GDS Government Away Day
2024-03-20 • London, UK
Confronting Racism in the Public Sector
A Call for Allyship and Systemic Change
About This Talk
In an intimate and unflinching keynote delivered to 50 Government Digital Service leaders and practitioners, Steve confronted the uncomfortable realities of racism within the UK public sector, not with abstract theory, but through raw, personal testimony. He shared visceral accounts of microaggressions endured throughout his career: being spoken over in meetings where his expertise was dismissed, watching less qualified colleagues leapfrog him for promotions, and navigating the exhausting performance of code switching, altering speech patterns, mannerisms, and even dress to assimilate into predominantly white institutional spaces.

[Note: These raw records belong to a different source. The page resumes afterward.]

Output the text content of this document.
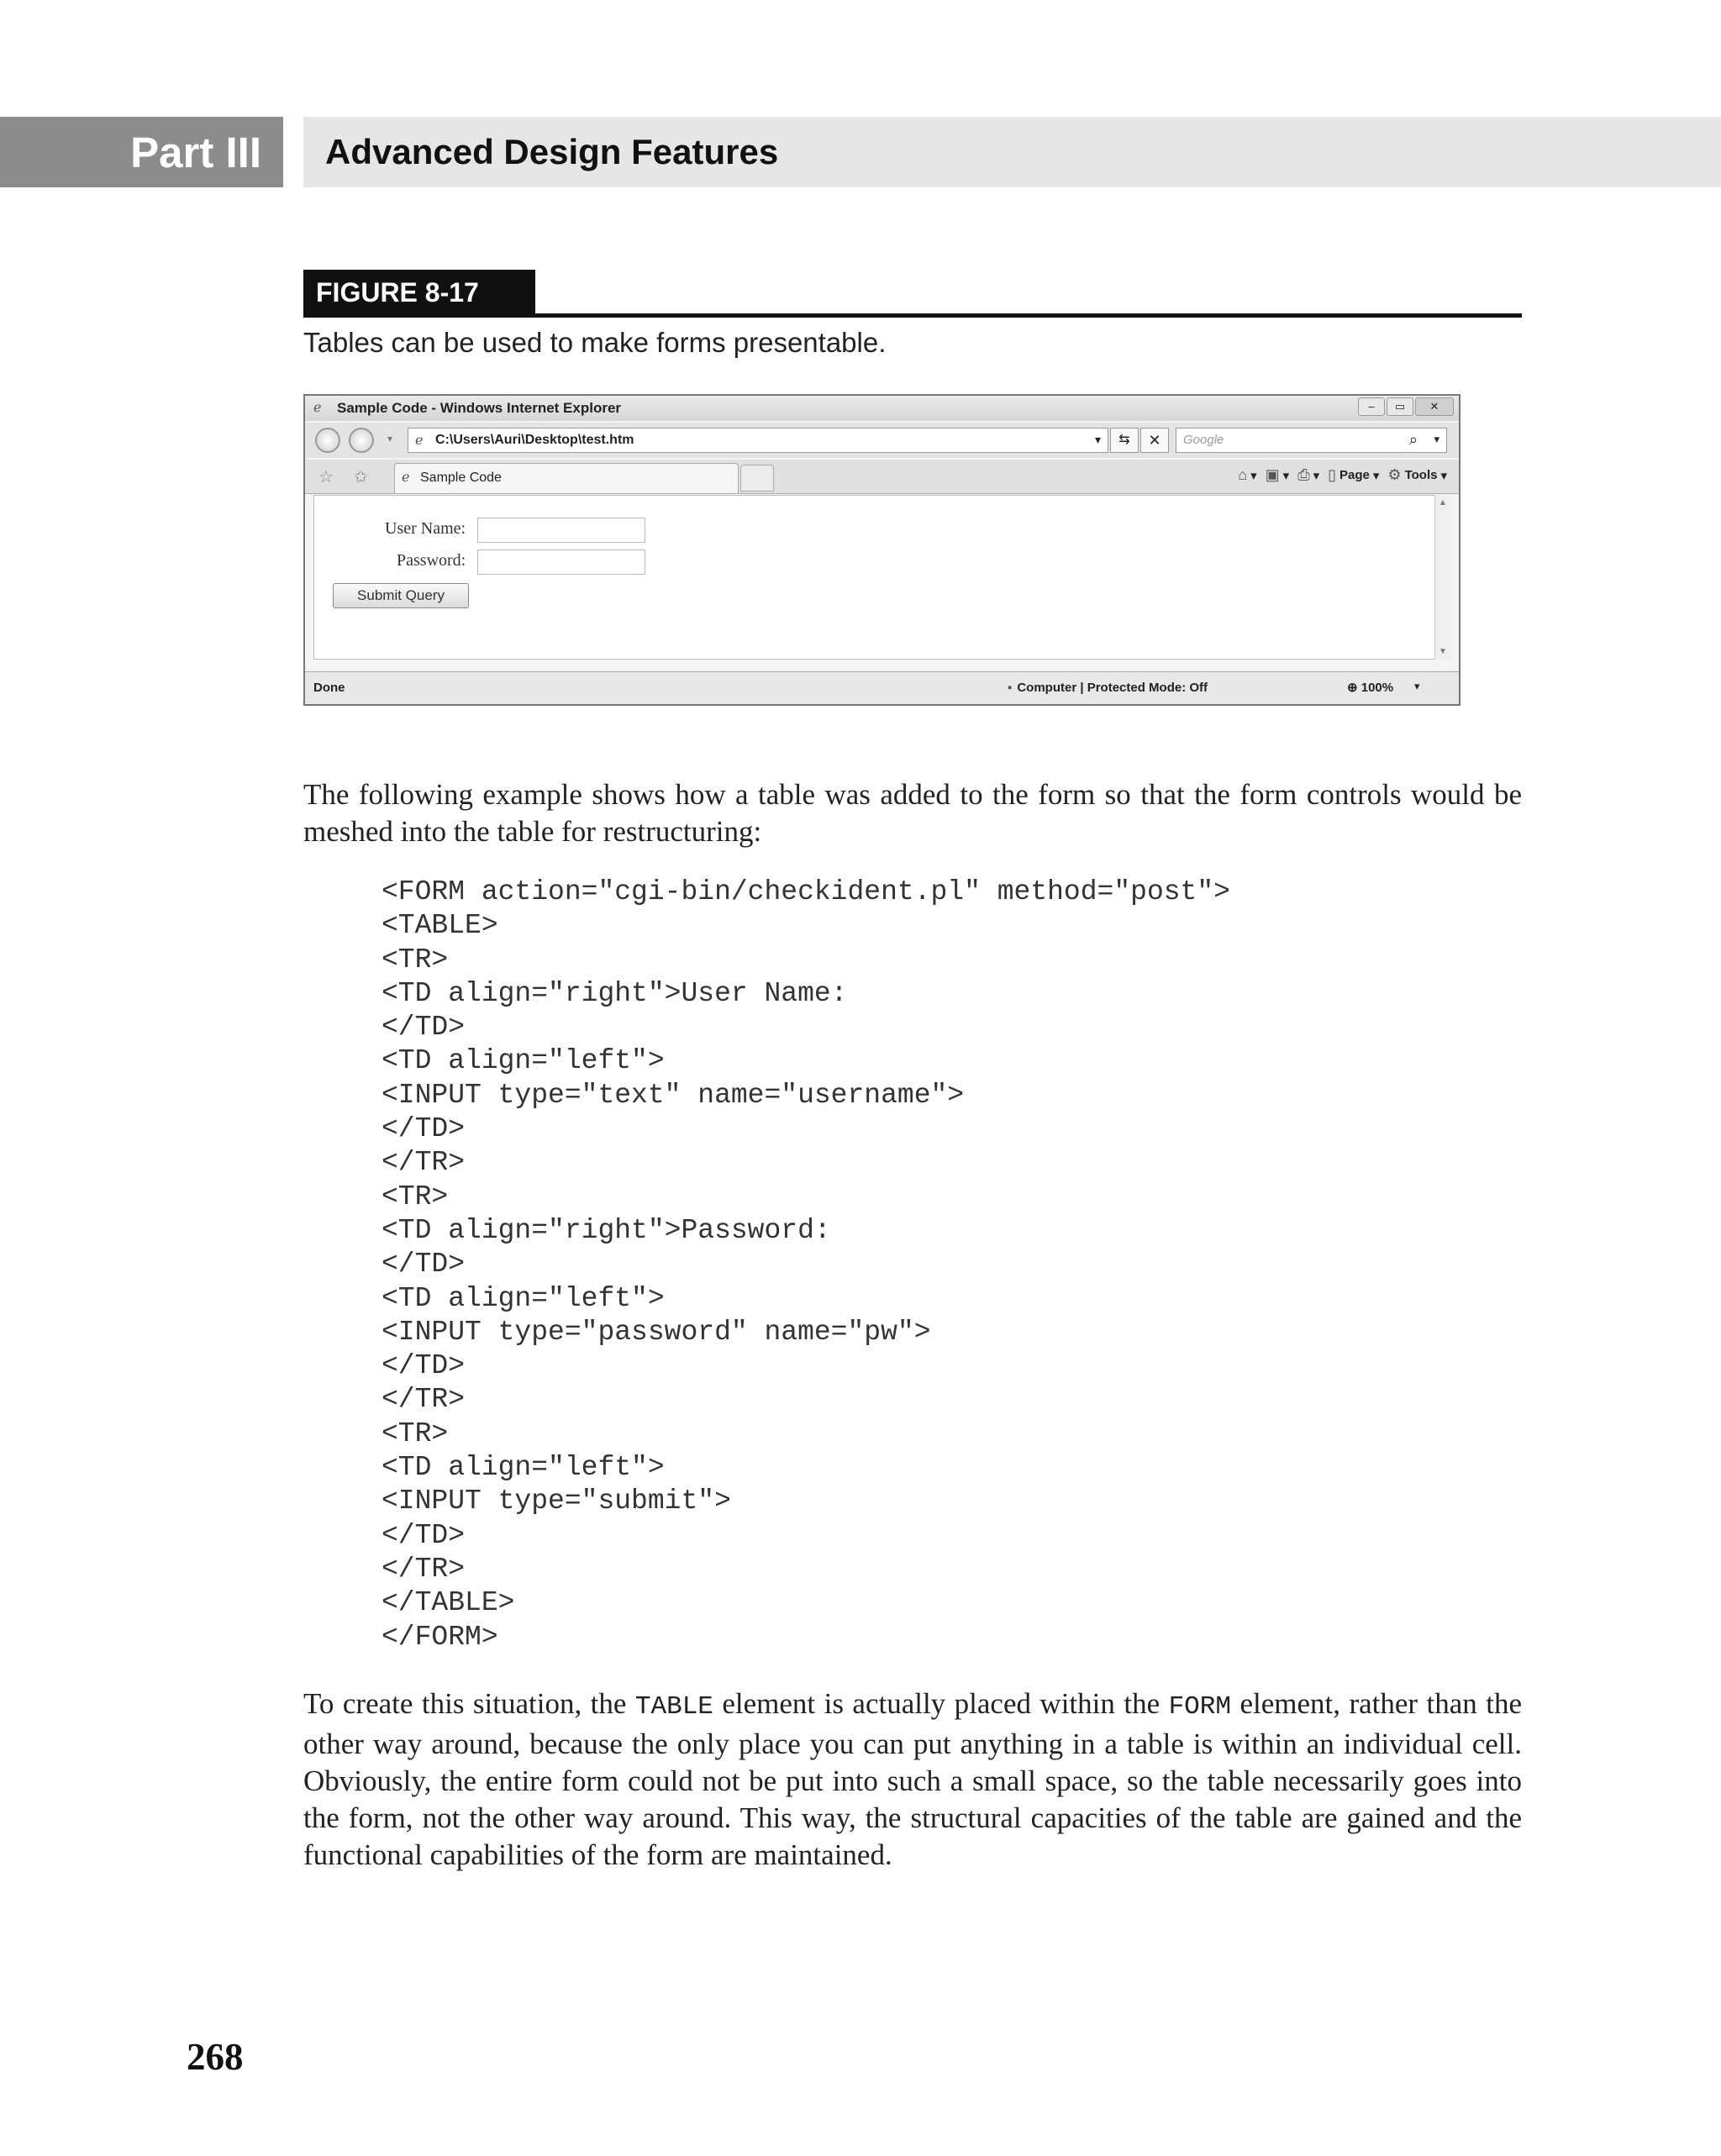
Part III	Advanced Design Features
FIGURE 8-17
Tables can be used to make forms presentable.
ℯ	Sample Code - Windows Internet Explorer	–	▭	✕
▾ ℯ C:\Users\Auri\Desktop\test.htm	▾	⇆	✕	Google	⌕ ▾
☆ ✩	ℯ Sample Code	⌂ ▾ ▣ ▾ ⎙ ▾ ▯ Page ▾ ⚙ Tools ▾
User Name:
Password:
Submit Query
▲
▼
Done	▪ Computer | Protected Mode: Off	⊕ 100% ▾

The following example shows how a table was added to the form so that the form controls would be meshed into the table for restructuring:

<FORM action="cgi-bin/checkident.pl" method="post">
<TABLE>
<TR>
<TD align="right">User Name:
</TD>
<TD align="left">
<INPUT type="text" name="username">
</TD>
</TR>
<TR>
<TD align="right">Password:
</TD>
<TD align="left">
<INPUT type="password" name="pw">
</TD>
</TR>
<TR>
<TD align="left">
<INPUT type="submit">
</TD>
</TR>
</TABLE>
</FORM>

To create this situation, the TABLE element is actually placed within the FORM element, rather than the other way around, because the only place you can put anything in a table is within an individual cell. Obviously, the entire form could not be put into such a small space, so the table necessarily goes into the form, not the other way around. This way, the structural capacities of the table are gained and the functional capabilities of the form are maintained.

268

Steve laid bare the psychological toll of existing as one of the few people of colour in senior technical leadership roles, describing the isolating experience of being simultaneously hypervisible as a token representative and invisible when contributions are overlooked or attributed to others. He recounted witnessing colleagues from minority backgrounds face similar barriers, their potential stifled by systemic biases that persist despite diversity rhetoric. Rather than softening the message, Steve deliberately leaned into discomfort, challenging the room to move beyond performative allyship towards concrete, courageous action. His call to action was comprehensive and demanding: interrupt bias in real time when witnessed, amplify marginalised voices in meetings and decision making processes, actively sponsor and mentor minority colleagues by opening doors and advocating for their advancement, examine personal complicity in upholding exclusionary norms, and push for structural policy changes that embed equity into hiring, promotion, and retention practices. The session was designed not to comfort, but to catalyse, forcing attendees to confront their role in either perpetuating or dismantling institutional racism. Steve's vulnerable storytelling and strategic framing transformed the conversation from abstract diversity goals to urgent moral and organisational imperatives, leaving the audience with a clear mandate: allyship is not passive sympathy but active, sustained intervention.